The legislation in question is S. 1733, a bill that purports to “create clean energy jobs, promote energy independence, reduce global warming pollution, and transition to a clean energy economy.” In actuality, it would restrict the use of fossil fuels to produce energy and skyrocket energy costs by radically restricting CO2 emissions. As summarized by the Milwaukee Examiner: "This bill requires greater reductions in CO2 emissions than its counterpart from the House of Representatives. The Senate bill calls for 20% reduction in CO2 emissions by 2020, whereas the House bill only calls for a 14% reduction by that time."

Supporters of S. 1733 are pushing hard to line up a filibuster-proof total of 60 votes, but the list of fence sitters “continues to swell from both directions as key senators hedge their bets.” The Times reported that “24 senators now belong in the ‘fence sitter’ category.”

Senators John Kerry (D-Mass.) and Barbara Boxer (D-Calif.), the primary sponsors of S. 1733, currently have 31 “yes”-voting Senators on their side. The coalition includes Ben Cardin (D-Md.), Jeanne Shaheen (D-N.H.), and Tom Udall (D-N.M.).
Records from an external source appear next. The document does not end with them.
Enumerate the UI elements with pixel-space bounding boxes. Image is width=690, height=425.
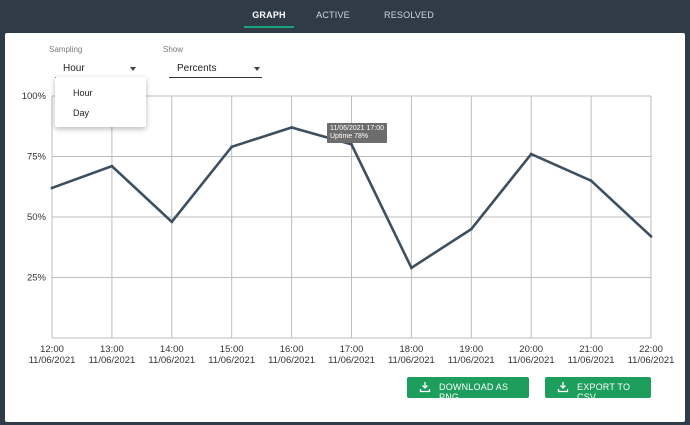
y-tick-label: 25% [27,273,47,284]
data-point[interactable] [230,145,234,149]
x-tick-date-label: 11/06/2021 [328,355,375,366]
x-tick-date-label: 11/06/2021 [628,355,675,366]
dropdown-option-hour[interactable]: Hour [73,88,93,98]
data-point[interactable] [410,266,413,270]
x-tick-time-label: 20:00 [519,344,543,355]
data-point[interactable] [350,143,353,146]
data-point[interactable] [110,164,114,168]
x-tick-time-label: 12:00 [40,344,64,355]
data-point[interactable] [649,234,653,238]
download-icon [557,382,569,393]
chevron-down-icon [254,67,260,71]
data-point[interactable] [290,126,293,129]
x-tick-date-label: 11/06/2021 [208,355,255,366]
data-point[interactable] [469,227,473,231]
export-csv-label: EXPORT TO CSV [577,382,631,402]
y-tick-label: 75% [27,152,47,163]
export-csv-button[interactable]: EXPORT TO CSV [545,377,651,402]
y-axis: 100% 75% 50% 25% [22,91,47,284]
x-tick-date-label: 11/06/2021 [448,355,495,366]
x-axis: 12:0011/06/202113:0011/06/202114:0011/06… [29,344,675,366]
sampling-label: Sampling [49,45,83,54]
download-png-button[interactable]: DOWNLOAD AS PNG [407,377,529,402]
x-tick-time-label: 22:00 [639,344,663,355]
download-png-label: DOWNLOAD AS PNG [439,382,509,402]
top-navigation: GRAPH ACTIVE ALARM RESOLVED ALARMS [0,0,690,50]
tooltip-uptime: Uptime 78% [330,133,369,140]
x-tick-date-label: 11/06/2021 [568,355,615,366]
x-tick-date-label: 11/06/2021 [88,355,135,366]
x-tick-time-label: 18:00 [400,344,424,355]
tooltip-datetime: 11/06/2021 17:00 [330,125,384,132]
download-icon [419,382,431,393]
show-select[interactable]: Percents [169,63,262,78]
y-tick-label: 50% [27,212,47,223]
x-tick-time-label: 21:00 [579,344,603,355]
data-point[interactable] [589,179,593,183]
tab-graph-label: GRAPH [252,10,286,20]
x-tick-date-label: 11/06/2021 [508,355,555,366]
chart-tooltip: 11/06/2021 17:00 Uptime 78% [327,123,387,143]
show-value: Percents [177,63,217,74]
x-tick-time-label: 13:00 [100,344,124,355]
data-points [50,126,653,270]
chevron-down-icon [130,67,136,71]
y-tick-label: 100% [22,91,47,102]
x-tick-date-label: 11/06/2021 [29,355,76,366]
data-point[interactable] [170,220,174,224]
data-point[interactable] [529,152,533,156]
active-tab-indicator [244,26,294,28]
sampling-value: Hour [63,63,85,74]
x-tick-time-label: 17:00 [340,344,364,355]
x-tick-date-label: 11/06/2021 [388,355,435,366]
show-label: Show [163,45,184,54]
x-tick-date-label: 11/06/2021 [148,355,195,366]
dropdown-option-day[interactable]: Day [73,108,90,118]
x-tick-time-label: 14:00 [160,344,184,355]
chart-grid [51,95,652,339]
x-tick-date-label: 11/06/2021 [268,355,315,366]
sampling-dropdown-menu: Hour Day [55,77,146,127]
tab-graph[interactable]: GRAPH [244,0,294,30]
data-point[interactable] [50,186,54,190]
x-tick-time-label: 15:00 [220,344,244,355]
x-tick-time-label: 16:00 [280,344,304,355]
x-tick-time-label: 19:00 [459,344,483,355]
Twelve senators are in what the Times calls the “probably yes” category, including Michael Bennet (D-Colo.), Al Franken (D-Minn.), and Mark Warner (D-Va.). Some have gone from “probably no” status to sitting on the fence, such as Robert Byrd (D-W.Va.) and George Voinovich (R-Ohio).
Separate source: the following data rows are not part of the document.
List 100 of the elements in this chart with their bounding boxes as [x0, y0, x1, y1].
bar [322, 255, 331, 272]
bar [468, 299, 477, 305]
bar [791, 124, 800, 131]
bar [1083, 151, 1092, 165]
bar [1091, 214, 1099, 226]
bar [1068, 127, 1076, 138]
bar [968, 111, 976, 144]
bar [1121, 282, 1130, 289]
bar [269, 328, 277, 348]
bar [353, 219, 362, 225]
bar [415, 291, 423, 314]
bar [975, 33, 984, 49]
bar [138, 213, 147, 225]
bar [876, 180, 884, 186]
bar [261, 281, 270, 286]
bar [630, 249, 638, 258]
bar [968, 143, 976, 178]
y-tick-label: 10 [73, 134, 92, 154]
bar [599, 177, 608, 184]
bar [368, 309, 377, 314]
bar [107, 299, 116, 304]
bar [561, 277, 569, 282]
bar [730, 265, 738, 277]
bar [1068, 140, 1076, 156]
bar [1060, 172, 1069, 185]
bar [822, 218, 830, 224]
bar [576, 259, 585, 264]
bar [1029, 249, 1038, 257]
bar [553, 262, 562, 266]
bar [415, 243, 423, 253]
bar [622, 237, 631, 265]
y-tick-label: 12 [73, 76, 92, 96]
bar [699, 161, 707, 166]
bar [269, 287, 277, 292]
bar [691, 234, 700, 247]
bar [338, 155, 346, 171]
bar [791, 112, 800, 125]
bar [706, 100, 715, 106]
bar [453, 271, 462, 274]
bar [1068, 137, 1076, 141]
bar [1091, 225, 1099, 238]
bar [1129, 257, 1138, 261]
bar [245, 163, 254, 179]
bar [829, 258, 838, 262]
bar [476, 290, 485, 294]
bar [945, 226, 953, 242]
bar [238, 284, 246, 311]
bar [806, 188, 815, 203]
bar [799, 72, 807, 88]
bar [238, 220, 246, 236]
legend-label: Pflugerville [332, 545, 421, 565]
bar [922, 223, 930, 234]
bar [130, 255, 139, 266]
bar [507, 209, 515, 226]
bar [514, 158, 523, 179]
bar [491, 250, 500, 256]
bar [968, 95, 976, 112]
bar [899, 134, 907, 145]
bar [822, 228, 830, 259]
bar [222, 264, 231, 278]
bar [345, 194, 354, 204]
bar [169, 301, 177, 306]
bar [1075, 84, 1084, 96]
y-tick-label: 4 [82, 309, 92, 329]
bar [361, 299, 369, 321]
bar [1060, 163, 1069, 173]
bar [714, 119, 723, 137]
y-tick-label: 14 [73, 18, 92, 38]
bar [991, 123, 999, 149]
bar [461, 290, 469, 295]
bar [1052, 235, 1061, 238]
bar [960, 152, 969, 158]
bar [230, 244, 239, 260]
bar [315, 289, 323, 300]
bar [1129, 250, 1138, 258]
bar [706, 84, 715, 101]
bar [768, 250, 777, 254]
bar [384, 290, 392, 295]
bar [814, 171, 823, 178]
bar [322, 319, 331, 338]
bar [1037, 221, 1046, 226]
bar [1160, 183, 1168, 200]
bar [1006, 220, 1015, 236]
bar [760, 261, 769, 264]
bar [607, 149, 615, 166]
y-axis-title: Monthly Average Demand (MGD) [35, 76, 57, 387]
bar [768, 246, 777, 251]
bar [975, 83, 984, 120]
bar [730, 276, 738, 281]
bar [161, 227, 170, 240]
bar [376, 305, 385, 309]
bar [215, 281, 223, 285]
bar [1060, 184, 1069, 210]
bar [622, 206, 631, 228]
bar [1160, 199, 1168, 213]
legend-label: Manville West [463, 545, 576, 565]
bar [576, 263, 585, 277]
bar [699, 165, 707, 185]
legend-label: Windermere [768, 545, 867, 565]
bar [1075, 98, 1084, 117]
The Times wrote that “Byrd has long questioned action to curb emissions but has taken a lead role on carbon sequestration language that Kerry and Boxer are trying to wrap into their proposal. Voinovich has a reputation for bipartisan consensus building, and recent signals supporting the nuclear power industry are raising hopes in some sectors that the retiring senator should still be considered in play.”

Republicans will play a significant role as it is unlikely that all the Democrats will support the legislation. The Times sees Susan Collins (R-Maine) and Olympia Snowe (R-Maine) as falling in the “probably yes” classification, and believes that “Lisa Murkowski (R-Alaska) stands out as one leading GOP candidate to get behind a climate bill.” Murkowski has said, “Count me as one of those who will keep my mind open as we move forward in looking at all aspects of this.”
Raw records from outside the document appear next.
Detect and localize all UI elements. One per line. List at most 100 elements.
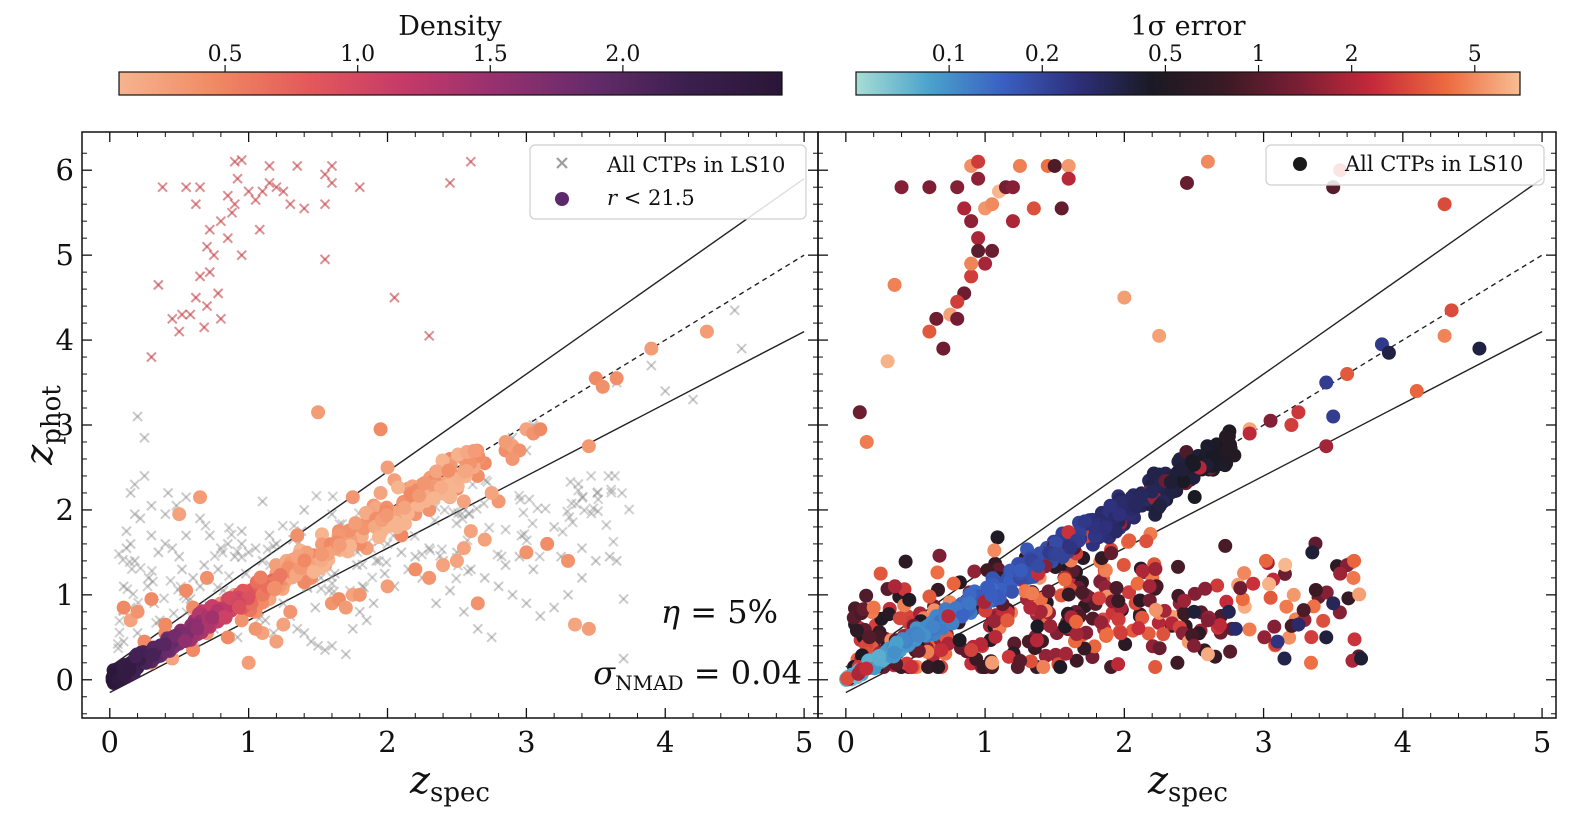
r-cut-point	[417, 476, 432, 491]
xlabel-left-sub: spec	[430, 778, 490, 808]
cross-stroke	[524, 494, 535, 505]
all-ctps-cross-marker	[507, 589, 518, 601]
cross-stroke	[209, 550, 221, 562]
cross-stroke	[212, 288, 224, 299]
r-cut-point	[276, 617, 291, 632]
cross-stroke	[217, 547, 228, 558]
cross-stroke	[548, 521, 560, 533]
r-cut-point	[391, 480, 406, 495]
cross-stroke	[500, 559, 511, 571]
cross-stroke	[519, 528, 530, 540]
all-ctps-cross-marker	[236, 538, 247, 550]
all-ctps-cross-marker	[357, 559, 368, 570]
error-point	[1151, 615, 1166, 630]
cross-stroke	[315, 583, 327, 594]
cross-stroke	[135, 562, 146, 574]
all-ctps-cross-marker	[548, 521, 560, 533]
error-point	[1210, 578, 1225, 593]
cross-stroke	[257, 555, 268, 567]
cross-stroke	[226, 529, 237, 540]
all-ctps-cross-marker	[534, 551, 545, 562]
cross-stroke	[618, 653, 629, 664]
cross-stroke	[396, 547, 407, 558]
all-ctps-cross-marker	[204, 530, 215, 541]
sigma-symbol: σ	[593, 654, 616, 692]
r-cut-point	[436, 558, 451, 573]
all-ctps-cross-marker	[260, 615, 271, 626]
cross-stroke	[257, 186, 268, 197]
error-point	[887, 579, 902, 594]
r-cut-point	[332, 538, 347, 553]
cross-stroke	[180, 530, 192, 541]
error-point	[887, 277, 902, 292]
r-cut-point	[470, 596, 485, 611]
all-ctps-cross-marker	[451, 518, 462, 529]
error-tick-label-5: 5	[1468, 42, 1482, 67]
cross-stroke	[736, 343, 747, 354]
all-ctps-cross-marker	[577, 491, 588, 502]
eta-value: = 5%	[680, 593, 778, 631]
all-ctps-cross-marker	[264, 177, 275, 189]
cross-stroke	[311, 490, 322, 502]
cross-stroke	[185, 309, 196, 320]
all-ctps-cross-marker	[222, 232, 234, 244]
error-point	[985, 655, 1000, 670]
cross-stroke	[357, 581, 368, 592]
all-ctps-cross-marker	[277, 520, 288, 531]
all-ctps-cross-marker	[209, 550, 221, 562]
r-cut-point	[561, 553, 576, 568]
cross-stroke	[229, 551, 240, 562]
cross-stroke	[500, 524, 511, 535]
cross-stroke	[167, 542, 178, 554]
panel-right-legend: All CTPs in LS10	[1265, 144, 1545, 186]
r-cut-point	[435, 453, 450, 468]
error-point	[971, 243, 986, 258]
r-cut-point	[297, 553, 312, 568]
error-point	[894, 180, 909, 195]
all-ctps-cross-marker	[513, 490, 525, 501]
cross-stroke	[326, 640, 338, 652]
all-ctps-cross-marker	[492, 549, 503, 560]
all-ctps-cross-marker	[381, 557, 392, 568]
legend-label-all-ctps-right: All CTPs in LS10	[1344, 152, 1523, 176]
all-ctps-cross-marker	[180, 491, 192, 503]
error-point	[1305, 545, 1320, 560]
r-cut-point	[343, 539, 358, 554]
colorbar-density-bar	[118, 71, 783, 96]
r-cut-point	[290, 528, 305, 543]
cross-stroke	[176, 564, 188, 575]
cross-stroke	[562, 589, 574, 601]
cross-stroke	[646, 360, 657, 371]
error-point	[1278, 557, 1293, 572]
cross-stroke	[373, 555, 385, 567]
error-point	[932, 548, 947, 563]
all-ctps-cross-marker	[521, 535, 532, 546]
cross-stroke	[194, 581, 206, 592]
cross-stroke	[143, 572, 154, 584]
error-point	[1005, 214, 1020, 229]
error-point	[1223, 644, 1238, 659]
all-ctps-cross-marker	[121, 525, 132, 537]
error-point	[873, 566, 888, 581]
all-ctps-cross-marker	[463, 508, 475, 520]
cross-stroke	[601, 519, 612, 531]
error-point	[882, 607, 897, 622]
error-point	[1267, 619, 1282, 634]
error-point	[1139, 534, 1154, 549]
cross-stroke	[329, 568, 340, 579]
cross-stroke	[379, 568, 390, 579]
error-point	[922, 324, 937, 339]
cross-stroke	[209, 550, 221, 562]
all-ctps-cross-marker	[479, 572, 490, 584]
cross-stroke	[436, 544, 448, 555]
all-ctps-cross-marker	[176, 564, 188, 575]
r-cut-point	[248, 621, 263, 636]
error-point	[1075, 585, 1090, 600]
cross-stroke	[174, 551, 185, 562]
cross-stroke	[168, 608, 179, 619]
cross-stroke	[139, 470, 150, 482]
error-point	[1319, 439, 1334, 454]
cross-stroke	[232, 546, 243, 557]
density-tick-label-2: 1.5	[473, 42, 508, 67]
r-cut-point	[314, 527, 329, 542]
Lindsey Graham (R-S.C.) is working with Kerry to find areas of compromise, and his support could lead to a domino effect on other Republicans. Jason Grumet, the president of the Bipartisan Policy Center, has noted that as many as 10 Republicans “are certainly poised to come back if the Graham beachhead becomes more secured.”

While the efforts to garner support continue, five committees are still working on details of the bill. Senate Majority Leader Harry Reid (D-Nev.) has left open the possibility of floor debate before the end of the year, but given that no deadlines have been established for the committee leaders, many expect it will be early 2010 before the full Senate addresses S. 1733.

Environmentalists are, of course, pressing for progress. David Goldston of the Natural Resources Defense Council stated, “People have to understand this vote is going to happen sooner rather than later.”

This makes it all the more urgent that Americans become informed about climate change and about how climate change legislation will affect their lives. The New American recently interviewed Phelim McAleer, the co-producer of Not Evil Just Wrong, a documentary on the harmful effects of regulation growing out of global warming hysteria.

Reading the interview and viewing the documentary, which just debuted at more than 7,000 locations on October 18, is the first step. Then Americans must express opposition to climate change legislation to their representative and senators so that, in McAleer’s words, “the politicians will be afraid to pass laws that will surely harm the American family.”